I find this definition helpful because it identifies distinct actions that together
put patients closer to the center of their care. First, patients need to determine what
they want from their care and, then, work with their care team to devise a treatment
plan matched to their specific desires, conditions, and abilities. As patients live longer
and accumulate more chronic conditions (and often more providers), what is most
important to them—which is often remaining independent and comfortable—may
get lost or be in conflict with the disease-specific clinical goals of their clinicians.
One of the transformational actions envisioned by the Blueprint is for the Office
of Patient Centered Care and Cultural Transformation to implement personalized
health plans that clarify each Veteran's personal life priorities and goals for their
health. These plans can then be used to coordinate care across different providers.

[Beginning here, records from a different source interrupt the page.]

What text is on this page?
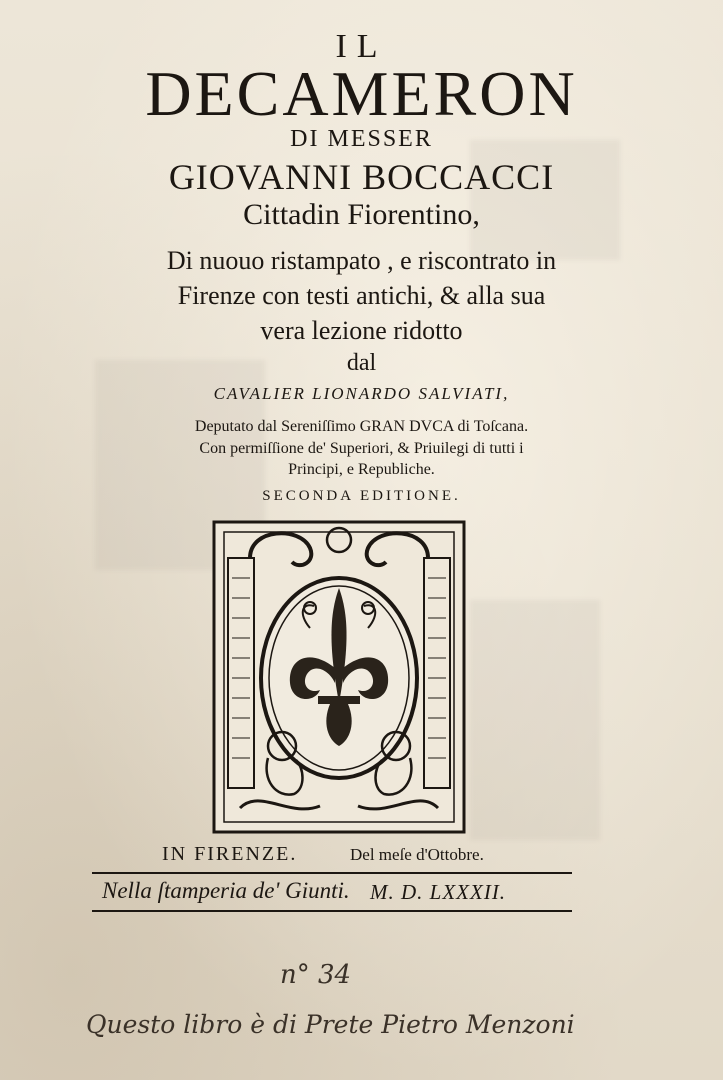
IL
DECAMERON
DI MESSER
GIOVANNI BOCCACCI
Cittadin Fiorentino,
Di nuouo ristampato , e riscontrato in
Firenze con testi antichi, & alla sua
vera lezione ridotto
dal
CAVALIER LIONARDO SALVIATI,
Deputato dal Sereniſſimo GRAN DVCA di Toſcana.
Con permiſſione de' Superiori, & Priuilegi di tutti i
Principi, e Republiche.
SECONDA EDITIONE.
IN FIRENZE.	Del meſe d'Ottobre.
Nella ſtamperia de' Giunti. M. D. LXXXII.
n° 34
Questo libro è di Prete Pietro Menzoni
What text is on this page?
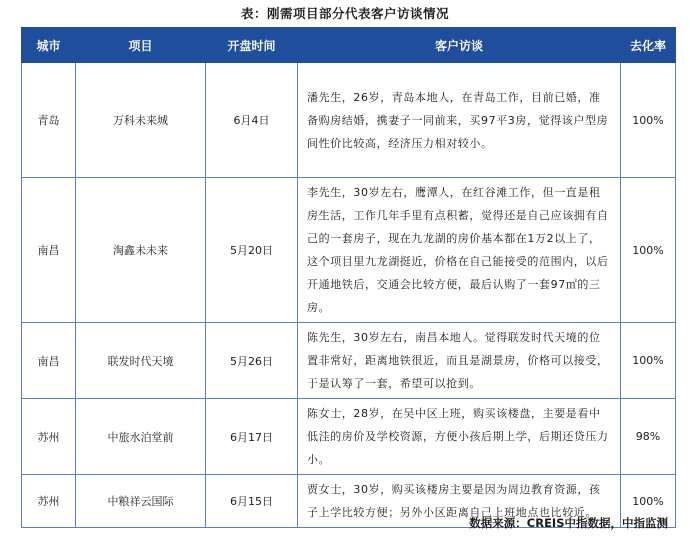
表：刚需项目部分代表客户访谈情况
城市	项目	开盘时间	客户访谈	去化率
青岛	万科未来城	6月4日	潘先生，26岁，青岛本地人，在青岛工作，目前已婚，准备购房结婚，携妻子一同前来，买97平3房，觉得该户型房间性价比较高，经济压力相对较小。	100%
南昌	淘鑫未未来	5月20日	李先生，30岁左右，鹰潭人，在红谷滩工作，但一直是租房生活，工作几年手里有点积蓄，觉得还是自己应该拥有自己的一套房子，现在九龙湖的房价基本都在1万2以上了，这个项目里九龙湖挺近，价格在自己能接受的范围内，以后开通地铁后，交通会比较方便，最后认购了一套97㎡的三房。	100%
南昌	联发时代天境	5月26日	陈先生，30岁左右，南昌本地人。觉得联发时代天境的位置非常好，距离地铁很近，而且是湖景房，价格可以接受，于是认筹了一套，希望可以抢到。	100%
苏州	中旅水泊堂前	6月17日	陈女士，28岁，在吴中区上班，购买该楼盘，主要是看中低洼的房价及学校资源，方便小孩后期上学，后期还贷压力小。	98%
苏州	中粮祥云国际	6月15日	贾女士，30岁，购买该楼房主要是因为周边教育资源，孩子上学比较方便；另外小区距离自己上班地点也比较近。	100%
数据来源：CREIS中指数据，中指监测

The second element is to make our care more proactive, focusing upstream on
how we can keep patients healthier rather than focusing all our attention after they
become sick. This shift in focus will require engaging resources in the community,
such as Veterans' service organizations as described in Jeff Whittle's article in
this issue. The final element is transforming into a "patient-driven" model of care
rather than one that revolves around the workflow of clinicians. This shift can entail
everything from making the hospital environment more welcoming for patients and
families; using mobile health to facilitate communication and scheduling; and most
important, engaging patients in their own care, as described in several of the articles
in this issue.
Engagement is not just about making patients feel better about their care—decades
of research have shown that levels of patient activation or engagement are strong
predictors of better health outcomes as well. The need for more engagement extends
to research. In HSR&D, we have recently formed a patient-engagement workgroup
which is charged with making recommendations to HSR&D leadership about how
to increase the engagement of our Veterans in the research priorities we pursue.
By increasing the "voice of the Veteran" in our research, we hope to increase the
chances that providers will adopt the findings of that research more quickly, resulting
in improvements that Veterans care about.